GPT-5.5 da OpenAI: O novo modelo 'agente' que coloca em xeque os corretores tradicionais
Em 23 de abril de 2026, a OpenAI abalou o mercado tecnológico com o lançamento do GPT-5.5. Embora a maioria das manchetes esteja focando em sua tremenda capacidade de programar e operar computadores de forma autônoma, há um detalhe que está passando despercebido e que faz suar ferramentas como Grammarly ou ProWritingAid: seu nível de precisão para corrigir e estruturar textos longos.
Esqueça a clássica revisão que apenas troca "fazer" por "realizar" ou ajusta uma vírgula. O problema com os corretores tradicionais, e até mesmo com modelos de linguagem anteriores, é que eles perdem o fio da meada ao editar documentos extensos. Eles acabam fazendo correções robóticas, desconectadas entre si, que prejudicam seu estilo original.
Um editor autônomo no seu computador
O GPT-5.5 resolve esse problema porque é o que a OpenAI chama de um modelo "agente". Isso significa que ele não precisa que você o guie parágrafo por parágrafo. Graças a uma nova fase de treinamento focada no trabalho profissional pesado, o modelo aborda os textos de maneira diferente: primeiro lê todo o seu rascunho, planeja a revisão em nível macro e, em seguida, executa as mudanças.

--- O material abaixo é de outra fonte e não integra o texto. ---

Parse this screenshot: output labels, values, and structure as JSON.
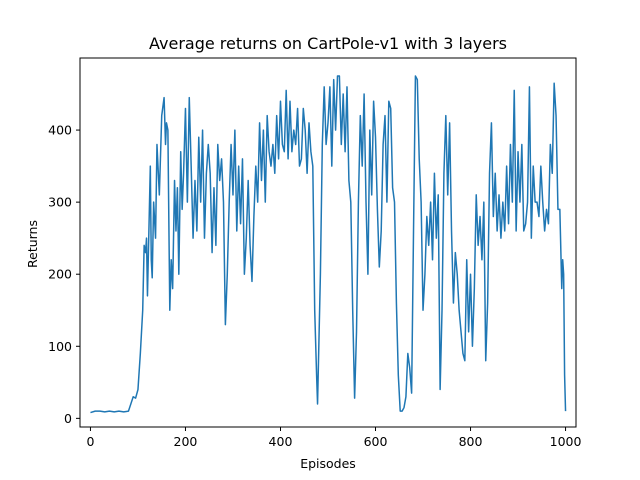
{
  "chart_data": {
    "type": "line",
    "title": "Average returns on CartPole-v1 with 3 layers",
    "xlabel": "Episodes",
    "ylabel": "Returns",
    "xlim": [
      -22,
      1022
    ],
    "ylim": [
      -12,
      500
    ],
    "xticks": [
      0,
      200,
      400,
      600,
      800,
      1000
    ],
    "yticks": [
      0,
      100,
      200,
      300,
      400
    ],
    "grid": false,
    "legend": "none",
    "series": [
      {
        "color": "#1f77b4",
        "points": [
          [
            0,
            8
          ],
          [
            10,
            10
          ],
          [
            20,
            10
          ],
          [
            30,
            9
          ],
          [
            40,
            10
          ],
          [
            50,
            9
          ],
          [
            60,
            10
          ],
          [
            70,
            9
          ],
          [
            80,
            10
          ],
          [
            85,
            20
          ],
          [
            90,
            30
          ],
          [
            95,
            28
          ],
          [
            100,
            40
          ],
          [
            105,
            90
          ],
          [
            110,
            150
          ],
          [
            113,
            240
          ],
          [
            116,
            230
          ],
          [
            118,
            250
          ],
          [
            120,
            170
          ],
          [
            123,
            260
          ],
          [
            126,
            350
          ],
          [
            128,
            220
          ],
          [
            130,
            195
          ],
          [
            133,
            300
          ],
          [
            137,
            250
          ],
          [
            140,
            380
          ],
          [
            145,
            310
          ],
          [
            150,
            420
          ],
          [
            155,
            445
          ],
          [
            158,
            380
          ],
          [
            160,
            410
          ],
          [
            163,
            400
          ],
          [
            167,
            150
          ],
          [
            170,
            220
          ],
          [
            173,
            180
          ],
          [
            177,
            330
          ],
          [
            180,
            260
          ],
          [
            183,
            320
          ],
          [
            186,
            200
          ],
          [
            190,
            370
          ],
          [
            193,
            290
          ],
          [
            196,
            340
          ],
          [
            200,
            430
          ],
          [
            204,
            300
          ],
          [
            208,
            445
          ],
          [
            212,
            350
          ],
          [
            216,
            250
          ],
          [
            220,
            330
          ],
          [
            224,
            260
          ],
          [
            228,
            390
          ],
          [
            232,
            300
          ],
          [
            236,
            400
          ],
          [
            240,
            250
          ],
          [
            244,
            340
          ],
          [
            248,
            380
          ],
          [
            252,
            340
          ],
          [
            256,
            230
          ],
          [
            260,
            320
          ],
          [
            264,
            240
          ],
          [
            268,
            380
          ],
          [
            272,
            330
          ],
          [
            276,
            360
          ],
          [
            280,
            300
          ],
          [
            284,
            130
          ],
          [
            288,
            200
          ],
          [
            292,
            300
          ],
          [
            296,
            380
          ],
          [
            300,
            310
          ],
          [
            304,
            400
          ],
          [
            308,
            260
          ],
          [
            312,
            350
          ],
          [
            316,
            270
          ],
          [
            320,
            360
          ],
          [
            324,
            200
          ],
          [
            328,
            250
          ],
          [
            332,
            330
          ],
          [
            336,
            240
          ],
          [
            340,
            190
          ],
          [
            344,
            280
          ],
          [
            348,
            350
          ],
          [
            352,
            300
          ],
          [
            356,
            410
          ],
          [
            360,
            330
          ],
          [
            364,
            400
          ],
          [
            368,
            300
          ],
          [
            372,
            420
          ],
          [
            376,
            370
          ],
          [
            380,
            350
          ],
          [
            384,
            380
          ],
          [
            388,
            340
          ],
          [
            392,
            420
          ],
          [
            396,
            360
          ],
          [
            400,
            440
          ],
          [
            404,
            380
          ],
          [
            408,
            370
          ],
          [
            412,
            455
          ],
          [
            416,
            360
          ],
          [
            420,
            440
          ],
          [
            424,
            370
          ],
          [
            428,
            400
          ],
          [
            432,
            380
          ],
          [
            436,
            430
          ],
          [
            440,
            350
          ],
          [
            444,
            360
          ],
          [
            448,
            430
          ],
          [
            452,
            400
          ],
          [
            456,
            340
          ],
          [
            460,
            410
          ],
          [
            464,
            370
          ],
          [
            468,
            350
          ],
          [
            472,
            150
          ],
          [
            476,
            60
          ],
          [
            478,
            20
          ],
          [
            480,
            80
          ],
          [
            484,
            200
          ],
          [
            488,
            380
          ],
          [
            492,
            460
          ],
          [
            496,
            380
          ],
          [
            500,
            410
          ],
          [
            504,
            460
          ],
          [
            508,
            350
          ],
          [
            512,
            470
          ],
          [
            516,
            400
          ],
          [
            520,
            475
          ],
          [
            524,
            475
          ],
          [
            528,
            380
          ],
          [
            532,
            450
          ],
          [
            536,
            370
          ],
          [
            540,
            460
          ],
          [
            544,
            330
          ],
          [
            548,
            300
          ],
          [
            552,
            150
          ],
          [
            556,
            28
          ],
          [
            560,
            120
          ],
          [
            564,
            300
          ],
          [
            568,
            420
          ],
          [
            572,
            350
          ],
          [
            576,
            450
          ],
          [
            580,
            300
          ],
          [
            584,
            200
          ],
          [
            588,
            400
          ],
          [
            592,
            310
          ],
          [
            596,
            440
          ],
          [
            600,
            390
          ],
          [
            604,
            290
          ],
          [
            608,
            210
          ],
          [
            612,
            260
          ],
          [
            616,
            380
          ],
          [
            620,
            420
          ],
          [
            624,
            300
          ],
          [
            628,
            440
          ],
          [
            632,
            430
          ],
          [
            636,
            320
          ],
          [
            640,
            300
          ],
          [
            644,
            160
          ],
          [
            648,
            60
          ],
          [
            652,
            10
          ],
          [
            656,
            10
          ],
          [
            660,
            15
          ],
          [
            664,
            30
          ],
          [
            668,
            90
          ],
          [
            672,
            70
          ],
          [
            676,
            35
          ],
          [
            680,
            260
          ],
          [
            684,
            475
          ],
          [
            688,
            470
          ],
          [
            692,
            360
          ],
          [
            696,
            300
          ],
          [
            700,
            150
          ],
          [
            704,
            200
          ],
          [
            708,
            280
          ],
          [
            712,
            240
          ],
          [
            716,
            300
          ],
          [
            720,
            220
          ],
          [
            724,
            340
          ],
          [
            728,
            250
          ],
          [
            732,
            310
          ],
          [
            736,
            40
          ],
          [
            740,
            150
          ],
          [
            744,
            340
          ],
          [
            748,
            420
          ],
          [
            752,
            310
          ],
          [
            756,
            410
          ],
          [
            760,
            260
          ],
          [
            764,
            160
          ],
          [
            768,
            230
          ],
          [
            772,
            200
          ],
          [
            776,
            150
          ],
          [
            780,
            120
          ],
          [
            784,
            90
          ],
          [
            788,
            80
          ],
          [
            792,
            220
          ],
          [
            796,
            120
          ],
          [
            800,
            200
          ],
          [
            804,
            100
          ],
          [
            808,
            180
          ],
          [
            812,
            310
          ],
          [
            816,
            240
          ],
          [
            820,
            280
          ],
          [
            824,
            220
          ],
          [
            828,
            300
          ],
          [
            832,
            80
          ],
          [
            836,
            160
          ],
          [
            840,
            340
          ],
          [
            844,
            410
          ],
          [
            848,
            280
          ],
          [
            852,
            340
          ],
          [
            856,
            260
          ],
          [
            860,
            310
          ],
          [
            864,
            250
          ],
          [
            868,
            300
          ],
          [
            872,
            260
          ],
          [
            876,
            350
          ],
          [
            880,
            270
          ],
          [
            884,
            380
          ],
          [
            888,
            300
          ],
          [
            892,
            455
          ],
          [
            896,
            260
          ],
          [
            900,
            370
          ],
          [
            904,
            300
          ],
          [
            908,
            380
          ],
          [
            912,
            260
          ],
          [
            916,
            270
          ],
          [
            920,
            300
          ],
          [
            924,
            460
          ],
          [
            928,
            250
          ],
          [
            932,
            350
          ],
          [
            936,
            300
          ],
          [
            940,
            300
          ],
          [
            944,
            280
          ],
          [
            948,
            350
          ],
          [
            952,
            300
          ],
          [
            956,
            260
          ],
          [
            960,
            290
          ],
          [
            964,
            270
          ],
          [
            968,
            380
          ],
          [
            972,
            340
          ],
          [
            976,
            465
          ],
          [
            980,
            420
          ],
          [
            984,
            290
          ],
          [
            988,
            290
          ],
          [
            992,
            180
          ],
          [
            994,
            220
          ],
          [
            996,
            200
          ],
          [
            998,
            60
          ],
          [
            1000,
            10
          ]
        ]
      }
    ]
  }
}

Na prática, se você passar um relatório ou um ensaio de 50 páginas, ele não apenas vai caçar erros ortográficos. O GPT-5.5 entende o contexto profundo, revisa se seus argumentos fazem sentido da introdução à conclusão e propõe melhorias estruturais respeitando a voz de quem escreve. É como ter um editor humano sentado ao seu lado, lendo pacientemente o documento completo antes de pegar a caneta vermelha.
Quanto custa usá-lo?
Ao contrário do que diziam os primeiros rumores do ano, a OpenAI já divulgou os preços exatos para quem quiser integrar este modelo em suas próprias plataformas. O acesso à sua API já está disponível e tem um custo de $5 dólares por cada milhão de tokens de entrada e $30 dólares por milhão de saída.
Sim, é um investimento maior se comparado a versões mini ou modelos anteriores. Mas para editoras, redatores corporativos ou desenvolvedores de software de escrita que lidam com volumes massivos de texto, a economia de horas em revisões manuais justifica bastante bem a tarifa.